Bilan

Deux visions du luxe pour un même fonds

Le fonds de placement lancé il y a trois ans par une alliance originale entre l’horloger Franck Muller et le gérant indépendant Notz Stucki a atteint un capital de 55 millions de francs.
  • Associés: Raffi Balyozyan (Franck Muller Group) et Marie-Caroline Fonta (Notz Stucki).

    Crédits: Dr

C’était une première en Suisse: fin 2014, le groupe Franck Muller et le gérant indépendant Notz Stucki, dont la masse sous gestion se monte à 8 milliards de francs, s’associaient pour lancer un véhicule d’investissement sous le nom de DGC Franck Muller Luxury Fund. L’originalité de l’approche? Tous les mois, la société Franck Muller, qui détient 650 points de vente dans le monde, sonde les tendances du marché du luxe (positionnement de la concurrence, coût des matières premières, effets de mode, etc.) alors que Notz Stucki analyse en détail les éléments de valorisation, le cash-flow, la qualité du bilan ou encore les perspectives de croissance des sociétés concernées. 

Qu’est ce qui a poussé ces deux entreprises basées à Genève à se lancer dans un fonds commun? «Nous avons la même vision du luxe, souligne Marie-Caroline Fonta, gérante de fonds chez Notz Stucki. Nous nous réunissons tous les dix jours pour analyser 150 titres et comparer les sociétés. Toutes les décisions sont communes et nous portons une attention particulière à la bonne gouvernance des sociétés que nous sélectionnons.»  

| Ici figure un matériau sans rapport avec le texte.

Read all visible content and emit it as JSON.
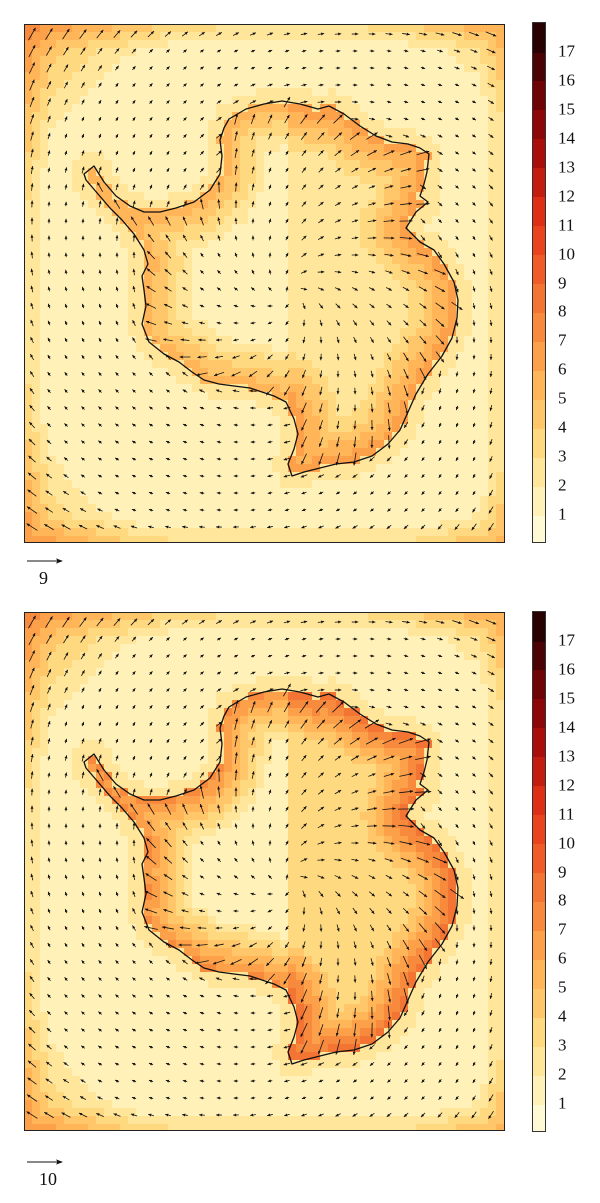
{
  "colorbar": {
    "labels": [
      "1",
      "2",
      "3",
      "4",
      "5",
      "6",
      "7",
      "8",
      "9",
      "10",
      "11",
      "12",
      "13",
      "14",
      "15",
      "16",
      "17"
    ],
    "colors": [
      "#fffad6",
      "#fff1b8",
      "#ffe69a",
      "#ffd97f",
      "#ffc66a",
      "#ffb558",
      "#fda04a",
      "#f88a3d",
      "#f47433",
      "#ef5c28",
      "#e9441e",
      "#dc2f16",
      "#c31d0f",
      "#a80f0b",
      "#8c0707",
      "#6e0405",
      "#4a0204",
      "#2a0102"
    ]
  },
  "panels": [
    {
      "name": "top",
      "reference_vector_label": "9",
      "intensity": 1.0
    },
    {
      "name": "bottom",
      "reference_vector_label": "10",
      "intensity": 1.35
    }
  ]
}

«L’an dernier, nous avons observé une consommation plus grande des biens de luxe dit «accessibles», donc nous avons décidé de miser sur des entreprises comme Pandora, Movado ou Folli Follie», explique pour sa part Raffi Balyozyan, managing partner à Genthod Global Wealth Management (Franck Muller Group). «Nous restons aussi concentrés sur nos «coups de cœur», des sociétés comme Vail Resorts, Treasury Wine Estate ou Calida (détenteur d’Aubade)», renchérit Marie-Caroline Fonta.

Ce fonds, investi en actions internationales, détient, après trois ans d’existence, un capital de 55 millions de francs. Il comprend une trentaine de titres d’entreprises de luxe avec des fondamentaux solides, dont 10% d’horlogerie. A préciser que le groupe Franck Muller n’est pas coté donc n’entre pas dans ce pourcentage. Le fonds est distribué en Suisse et à l’étranger.

Un marché secoué

Les débuts furent pourtant un peu compliqués pour le DGC Franck Muller Luxury Fund: l’été 2015 a été marqué par la crise horlogère en Asie et le ralentissement de la croissance en Chine. Après une année 2015 en dents de scie, le fonds a connu une jolie performance de 5,7 % en 2016 alors que l’indice de référence du luxe en euro a fait -1,2%.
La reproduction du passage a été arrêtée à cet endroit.